Titre original Pusher 3
Réalisation Nicolas Winding Refn
Scénario Nicolas Winding Refn
Acteurs principaux
Sociétés de production Nordisk Film
Pays d’origine Drapeau du Danemark Danemark
Genre Film de gangsters-Thriller
Sortie 2006
Durée 105 minutes

Pour plus de détails, voir Fiche technique et Distribution

Pusher 3 : L'ange de la mort est un film danois de 2005, du cinéaste Nicolas Winding Refn. Il est le dernier de la trilogie Pusher.

Synopsis[modifier | modifier le code]

Milo, un baron de la drogue serbe, entre deux âges, assiste à une réunion des Narcotiques anonymes. Lors de cette réunion, il dit être sobre depuis 5 jours mais que le stress des préparatifs de l'anniversaire des 25 ans de sa fille peuvent le faire replonger.

Après la réunion, Milo assiste à la réception d'une petite cargaison de drogue avec son bras-droit Branko. Bien qu'il pense réceptionner de l'héroïne, la cargaison est en fait 10 000 pilules d'ecstasy. Cherchant une explication, Milo rencontre son fournisseur albanais, Luan.

Après une rapide mise au point avec sa fille, Milena, sur les préparatifs de sa fête d'anniversaire, Milo retourne à la cuisine de son club pour cuisiner les plats pour la réception. Après avoir forcé son bras-droit à manger sa cuisine, il rencontre Little Muhammed qui est venu lui donner son tribut quotidien. Le pugnace Muhammed avertit Milo de respecter les vendeurs plus jeunes comme lui, s'auto-proclamant le « Roi de Copenhague », mais Milo se moque de lui et l'appelle le "King Kong de Copenhague" (c'est un jeu de mot sur la prononciation de roi en danois).

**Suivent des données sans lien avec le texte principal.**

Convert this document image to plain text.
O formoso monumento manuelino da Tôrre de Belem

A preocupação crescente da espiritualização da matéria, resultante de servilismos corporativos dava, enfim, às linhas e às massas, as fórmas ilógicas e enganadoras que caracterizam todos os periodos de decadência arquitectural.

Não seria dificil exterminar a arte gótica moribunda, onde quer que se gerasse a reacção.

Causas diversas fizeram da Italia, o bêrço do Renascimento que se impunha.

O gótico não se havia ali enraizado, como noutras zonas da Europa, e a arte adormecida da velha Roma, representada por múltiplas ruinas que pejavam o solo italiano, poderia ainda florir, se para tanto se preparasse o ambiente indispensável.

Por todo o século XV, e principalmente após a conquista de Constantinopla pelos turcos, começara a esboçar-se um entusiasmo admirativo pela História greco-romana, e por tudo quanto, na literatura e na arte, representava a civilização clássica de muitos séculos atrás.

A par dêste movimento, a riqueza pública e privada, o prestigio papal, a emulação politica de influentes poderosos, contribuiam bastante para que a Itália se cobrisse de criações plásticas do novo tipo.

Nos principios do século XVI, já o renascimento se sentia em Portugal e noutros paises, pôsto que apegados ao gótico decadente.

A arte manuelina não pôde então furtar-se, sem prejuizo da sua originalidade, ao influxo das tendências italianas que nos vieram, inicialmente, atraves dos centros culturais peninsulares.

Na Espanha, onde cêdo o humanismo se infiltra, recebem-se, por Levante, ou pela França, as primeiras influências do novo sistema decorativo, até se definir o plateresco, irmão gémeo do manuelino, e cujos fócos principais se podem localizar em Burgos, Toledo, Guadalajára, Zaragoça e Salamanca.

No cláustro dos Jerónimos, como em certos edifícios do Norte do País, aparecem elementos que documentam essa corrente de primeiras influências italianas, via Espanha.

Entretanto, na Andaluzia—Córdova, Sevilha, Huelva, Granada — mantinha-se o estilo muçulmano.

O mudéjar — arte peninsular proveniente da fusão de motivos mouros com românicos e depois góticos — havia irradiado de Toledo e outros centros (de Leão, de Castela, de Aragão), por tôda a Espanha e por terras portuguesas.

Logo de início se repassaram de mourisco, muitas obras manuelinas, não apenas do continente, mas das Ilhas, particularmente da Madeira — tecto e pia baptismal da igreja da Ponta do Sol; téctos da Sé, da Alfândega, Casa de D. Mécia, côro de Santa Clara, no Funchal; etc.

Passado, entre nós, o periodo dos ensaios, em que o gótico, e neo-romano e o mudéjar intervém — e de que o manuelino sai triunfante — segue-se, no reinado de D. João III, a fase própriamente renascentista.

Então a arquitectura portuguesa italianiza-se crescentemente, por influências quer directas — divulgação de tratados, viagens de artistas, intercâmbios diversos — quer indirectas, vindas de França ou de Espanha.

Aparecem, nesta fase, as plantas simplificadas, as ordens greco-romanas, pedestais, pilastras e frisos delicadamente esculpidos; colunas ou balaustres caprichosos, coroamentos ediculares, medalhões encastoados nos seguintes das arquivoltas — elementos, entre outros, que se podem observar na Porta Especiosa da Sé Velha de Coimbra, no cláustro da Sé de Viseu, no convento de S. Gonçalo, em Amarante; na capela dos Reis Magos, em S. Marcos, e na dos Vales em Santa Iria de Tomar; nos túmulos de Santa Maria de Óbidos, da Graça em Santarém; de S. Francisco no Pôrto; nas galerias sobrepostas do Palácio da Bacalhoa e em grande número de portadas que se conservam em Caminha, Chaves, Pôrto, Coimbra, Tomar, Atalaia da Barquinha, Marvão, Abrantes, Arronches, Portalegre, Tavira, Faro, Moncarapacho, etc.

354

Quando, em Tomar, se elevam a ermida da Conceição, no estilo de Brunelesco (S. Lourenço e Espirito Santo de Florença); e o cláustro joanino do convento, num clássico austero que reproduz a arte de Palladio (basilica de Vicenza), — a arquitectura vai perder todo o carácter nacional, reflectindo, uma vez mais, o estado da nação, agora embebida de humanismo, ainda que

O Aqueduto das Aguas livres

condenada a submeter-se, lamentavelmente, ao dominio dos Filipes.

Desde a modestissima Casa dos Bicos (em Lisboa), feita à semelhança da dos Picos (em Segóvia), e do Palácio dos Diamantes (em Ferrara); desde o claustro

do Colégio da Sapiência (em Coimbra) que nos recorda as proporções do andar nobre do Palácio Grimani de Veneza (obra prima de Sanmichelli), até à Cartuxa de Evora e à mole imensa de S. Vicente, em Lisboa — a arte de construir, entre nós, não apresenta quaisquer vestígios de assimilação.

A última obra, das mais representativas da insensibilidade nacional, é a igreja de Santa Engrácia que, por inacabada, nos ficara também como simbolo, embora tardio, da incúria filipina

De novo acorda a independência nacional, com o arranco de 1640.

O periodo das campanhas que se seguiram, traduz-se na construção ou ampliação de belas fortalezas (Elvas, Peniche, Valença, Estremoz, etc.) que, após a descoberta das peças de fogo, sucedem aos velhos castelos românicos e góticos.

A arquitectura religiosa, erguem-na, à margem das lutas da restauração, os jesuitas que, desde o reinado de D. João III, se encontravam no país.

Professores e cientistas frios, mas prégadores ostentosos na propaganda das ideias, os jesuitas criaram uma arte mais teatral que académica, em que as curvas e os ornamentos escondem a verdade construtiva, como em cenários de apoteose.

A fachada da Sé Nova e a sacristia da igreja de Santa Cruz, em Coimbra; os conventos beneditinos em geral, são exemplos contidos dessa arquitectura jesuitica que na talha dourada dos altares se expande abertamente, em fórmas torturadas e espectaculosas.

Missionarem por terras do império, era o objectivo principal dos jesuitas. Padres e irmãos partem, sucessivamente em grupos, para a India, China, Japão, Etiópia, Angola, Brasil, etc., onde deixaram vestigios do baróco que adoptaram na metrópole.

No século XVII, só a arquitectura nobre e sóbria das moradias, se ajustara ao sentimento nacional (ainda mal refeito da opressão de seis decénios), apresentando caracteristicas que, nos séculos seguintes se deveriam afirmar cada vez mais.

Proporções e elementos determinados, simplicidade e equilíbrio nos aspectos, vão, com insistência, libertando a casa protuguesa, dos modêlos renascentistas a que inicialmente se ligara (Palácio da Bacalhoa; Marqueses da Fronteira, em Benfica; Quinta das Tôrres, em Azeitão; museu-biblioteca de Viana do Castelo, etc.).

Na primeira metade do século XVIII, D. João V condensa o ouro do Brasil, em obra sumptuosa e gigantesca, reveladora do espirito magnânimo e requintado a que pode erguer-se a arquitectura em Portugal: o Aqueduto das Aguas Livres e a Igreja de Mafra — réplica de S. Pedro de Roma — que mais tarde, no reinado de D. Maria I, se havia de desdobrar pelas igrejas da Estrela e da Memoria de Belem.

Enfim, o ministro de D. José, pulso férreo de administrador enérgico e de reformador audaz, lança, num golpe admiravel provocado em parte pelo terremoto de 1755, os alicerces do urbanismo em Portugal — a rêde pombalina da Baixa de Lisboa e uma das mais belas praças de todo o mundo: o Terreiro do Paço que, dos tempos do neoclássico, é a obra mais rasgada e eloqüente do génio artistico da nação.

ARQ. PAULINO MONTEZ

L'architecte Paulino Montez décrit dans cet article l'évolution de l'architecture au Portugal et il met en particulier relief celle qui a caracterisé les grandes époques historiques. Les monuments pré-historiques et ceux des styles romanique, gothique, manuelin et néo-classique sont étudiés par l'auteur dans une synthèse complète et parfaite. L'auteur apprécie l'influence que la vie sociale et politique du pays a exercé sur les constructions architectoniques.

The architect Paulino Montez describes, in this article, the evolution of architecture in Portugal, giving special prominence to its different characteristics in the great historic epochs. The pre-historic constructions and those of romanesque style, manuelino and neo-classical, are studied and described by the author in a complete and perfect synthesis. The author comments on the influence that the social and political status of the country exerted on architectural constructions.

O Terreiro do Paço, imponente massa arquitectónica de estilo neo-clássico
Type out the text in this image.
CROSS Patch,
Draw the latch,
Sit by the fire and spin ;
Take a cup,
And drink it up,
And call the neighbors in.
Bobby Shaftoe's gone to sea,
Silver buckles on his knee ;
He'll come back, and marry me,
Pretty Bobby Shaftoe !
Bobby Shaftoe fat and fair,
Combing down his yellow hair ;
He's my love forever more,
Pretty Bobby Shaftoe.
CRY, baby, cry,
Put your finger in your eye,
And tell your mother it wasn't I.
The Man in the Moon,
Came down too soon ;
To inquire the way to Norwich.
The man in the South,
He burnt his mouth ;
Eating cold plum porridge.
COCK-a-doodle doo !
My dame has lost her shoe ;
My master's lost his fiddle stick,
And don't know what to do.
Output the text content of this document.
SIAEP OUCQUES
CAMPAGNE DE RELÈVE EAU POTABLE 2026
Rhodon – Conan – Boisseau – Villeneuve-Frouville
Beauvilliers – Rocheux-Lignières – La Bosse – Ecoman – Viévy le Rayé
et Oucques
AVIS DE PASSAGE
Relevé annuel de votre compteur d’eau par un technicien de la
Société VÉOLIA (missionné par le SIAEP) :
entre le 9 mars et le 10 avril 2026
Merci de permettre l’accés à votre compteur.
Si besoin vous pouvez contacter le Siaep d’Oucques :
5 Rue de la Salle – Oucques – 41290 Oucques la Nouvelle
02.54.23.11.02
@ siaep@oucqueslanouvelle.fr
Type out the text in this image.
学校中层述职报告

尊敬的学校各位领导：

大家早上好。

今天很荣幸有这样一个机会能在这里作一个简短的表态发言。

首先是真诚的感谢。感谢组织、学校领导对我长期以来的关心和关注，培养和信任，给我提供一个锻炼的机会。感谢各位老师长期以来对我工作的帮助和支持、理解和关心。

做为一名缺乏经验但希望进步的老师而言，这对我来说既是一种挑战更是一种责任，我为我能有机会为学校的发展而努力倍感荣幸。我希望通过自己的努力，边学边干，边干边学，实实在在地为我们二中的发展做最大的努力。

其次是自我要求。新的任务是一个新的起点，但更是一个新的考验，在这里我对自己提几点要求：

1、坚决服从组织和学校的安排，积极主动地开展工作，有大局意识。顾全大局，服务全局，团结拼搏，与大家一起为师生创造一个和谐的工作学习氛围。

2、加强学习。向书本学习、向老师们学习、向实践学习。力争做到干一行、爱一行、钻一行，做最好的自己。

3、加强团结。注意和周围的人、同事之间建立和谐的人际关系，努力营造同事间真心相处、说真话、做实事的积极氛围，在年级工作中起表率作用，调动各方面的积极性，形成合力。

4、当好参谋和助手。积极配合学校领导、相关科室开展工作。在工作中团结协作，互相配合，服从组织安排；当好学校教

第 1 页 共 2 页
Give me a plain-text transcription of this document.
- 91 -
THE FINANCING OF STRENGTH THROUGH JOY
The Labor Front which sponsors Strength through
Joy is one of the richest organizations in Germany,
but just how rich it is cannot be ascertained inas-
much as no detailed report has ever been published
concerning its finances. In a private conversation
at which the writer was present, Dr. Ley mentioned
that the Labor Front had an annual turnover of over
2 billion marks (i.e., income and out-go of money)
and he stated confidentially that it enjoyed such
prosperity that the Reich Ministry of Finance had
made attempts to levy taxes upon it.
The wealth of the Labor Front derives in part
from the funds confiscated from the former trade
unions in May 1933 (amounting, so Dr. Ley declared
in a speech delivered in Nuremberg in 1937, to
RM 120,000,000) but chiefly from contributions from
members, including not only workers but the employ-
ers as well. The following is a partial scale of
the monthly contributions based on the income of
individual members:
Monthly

Cependant, ne connaissant rien à l'ecstasy, il a besoin de Little Muhammed. Ce dernier lui trouve un client, Milo lui confie la marchandise à la condition qu'il lui ramène l'argent l'heure suivante. Milo voudrait qu'un de ses hommes l'accompagne mais ils sont tous victimes d'une intoxication alimentaire due à la nourriture qu'il leur avait servit plus tôt. Ce dernier n'a pas le choix et laisse le "Roi de Copenhague" faire la vente seul. La fête d'anniversaire commence et Milo partage son temps entre ses invités, la cuisine et des tentatives de contact avec Little Muhammed qui ne donne pas de nouvelles.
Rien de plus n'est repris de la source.